La Strategia europea introduce un nuovo “contratto intergenerazionale”, articolato su tre dimensioni. La prima riguarda la valutazione e il disegno delle politiche: strumenti di previsione strategica, Youth Check, valutazioni di impatto dell’equità intergenerazionale e metodi partecipativi per consentire una analisi sistematica degli effetti di lungo periodo nei processi decisionali. L’obiettivo è quello di garantire che ogni proposta legislativa o programmatica dell’UE venga analizzata anche dal punto di vista delle sue implicazioni sulle attuali generazioni e quelle future, ancora non nate.

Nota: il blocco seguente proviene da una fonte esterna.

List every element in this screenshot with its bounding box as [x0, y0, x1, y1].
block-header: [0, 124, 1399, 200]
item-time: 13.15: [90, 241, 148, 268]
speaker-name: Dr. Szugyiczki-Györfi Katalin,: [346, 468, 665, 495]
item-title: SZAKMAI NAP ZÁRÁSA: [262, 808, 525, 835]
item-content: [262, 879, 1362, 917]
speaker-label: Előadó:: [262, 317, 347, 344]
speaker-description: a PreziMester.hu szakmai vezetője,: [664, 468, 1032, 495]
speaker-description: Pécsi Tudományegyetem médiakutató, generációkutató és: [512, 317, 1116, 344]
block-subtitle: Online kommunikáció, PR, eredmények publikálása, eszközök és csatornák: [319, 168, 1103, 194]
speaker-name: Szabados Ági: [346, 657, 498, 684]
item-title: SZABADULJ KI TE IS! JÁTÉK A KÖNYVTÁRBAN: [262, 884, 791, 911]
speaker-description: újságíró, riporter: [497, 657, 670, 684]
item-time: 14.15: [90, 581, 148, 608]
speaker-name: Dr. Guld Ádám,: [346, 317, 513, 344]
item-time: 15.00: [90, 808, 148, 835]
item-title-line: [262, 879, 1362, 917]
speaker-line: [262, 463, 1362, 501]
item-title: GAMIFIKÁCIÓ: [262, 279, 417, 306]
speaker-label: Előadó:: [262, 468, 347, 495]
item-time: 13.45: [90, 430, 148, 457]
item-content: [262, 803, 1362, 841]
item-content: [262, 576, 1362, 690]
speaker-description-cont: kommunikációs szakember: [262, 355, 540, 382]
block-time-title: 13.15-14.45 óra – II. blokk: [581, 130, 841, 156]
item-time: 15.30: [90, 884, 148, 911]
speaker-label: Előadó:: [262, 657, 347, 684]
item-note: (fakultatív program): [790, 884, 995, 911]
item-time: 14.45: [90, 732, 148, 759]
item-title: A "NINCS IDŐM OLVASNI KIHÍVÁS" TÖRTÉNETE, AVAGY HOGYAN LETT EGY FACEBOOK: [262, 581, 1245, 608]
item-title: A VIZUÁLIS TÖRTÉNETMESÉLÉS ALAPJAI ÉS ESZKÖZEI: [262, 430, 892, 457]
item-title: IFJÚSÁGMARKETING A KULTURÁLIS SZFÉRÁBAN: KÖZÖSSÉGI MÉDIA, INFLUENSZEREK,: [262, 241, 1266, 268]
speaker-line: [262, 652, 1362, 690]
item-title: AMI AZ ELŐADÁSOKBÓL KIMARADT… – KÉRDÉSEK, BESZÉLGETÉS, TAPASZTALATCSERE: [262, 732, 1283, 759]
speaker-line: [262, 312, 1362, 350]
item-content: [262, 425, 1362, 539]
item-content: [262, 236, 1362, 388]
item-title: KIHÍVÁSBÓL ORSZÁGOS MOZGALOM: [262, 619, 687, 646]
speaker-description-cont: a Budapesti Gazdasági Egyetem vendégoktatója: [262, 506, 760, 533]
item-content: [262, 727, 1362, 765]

La seconda dimensione riguarda le opportunità, al fine di contrastare la trasmissione intergenerazionale delle disuguaglianze. L’equità si costruisce investendo nelle prime fasi della vita, nell’istruzione, nella salute, nella formazione fino all’accesso a un lavoro dignitoso e alla casa. Al centro devono essere posti i gruppi più vulnerabili, garantendo servizi essenziali di qualità. Tra le azioni prioritarie previste dalla Strategia rientra la costruzione di un Indice di equità intergenerazionale, per misurare nel tempo le disuguaglianze nelle opportunità e orientare le scelte di policy.
Infine, la Strategia europea valorizza la dimensione territoriale, sostenendo il principio per cui il luogo in cui si nasce non dovrebbe determinare il futuro di una persona. Ridurre i divari tra regioni, città e aree rurali, così come tra centri e periferie, diventa parte integrante della Strategia per l’equità intergenerazionale che offre un quadro di riferimento comune anche per le politiche e iniziative esistenti. È previsto un rapporto di avanzamento nel 2028.
L’Italia in pista
In Italia, la riforma costituzionale del 2022 ha introdotto all’articolo 9 “la tutela dell’ambiente, della biodiversità e degli ecosistemi anche nell’interesse delle future generazioni” segnando un cambio di paradigma delle politiche pubbliche. La Legge n. 167 del novembre 2025 ha introdotto la Valutazione di Impatto Generazionale (VIG), una analisi preventiva degli effetti sociali e ambientali delle nuove leggi sulle giovani generazioni e su quelle future. In questa direzione si muovono già diverse esperienze territoriali (Comune di Parma, Bologna, Regione Emilia-Romagna, area metropolitana di Reggio Calabria), mentre un recente Rapporto ASviS-Save the Children evidenzia strumenti, modelli e approcci per rendere queste valutazioni operative a supporto di scelte politiche lungimiranti, anche attraverso il coinvolgimento attivo dei giovani.
In un contesto governato dall’incertezza in cui gli spazi di decisione collettiva si restringono, le iniziative europee e nazionali possono diventare un terreno concreto su cui ridefinire il modo in cui immaginiamo, costruiamo e governiamo insieme il domani. Certo, fare valutazioni di impatto intergenerazionale non è facile, data la multidimensionalità degli aspetti da considerare, le interazioni fra variabili e l’incertezza esistente. Ma le difficoltà non devono mettere in discussione l’importanza di uno sguardo lungo e inclusivo.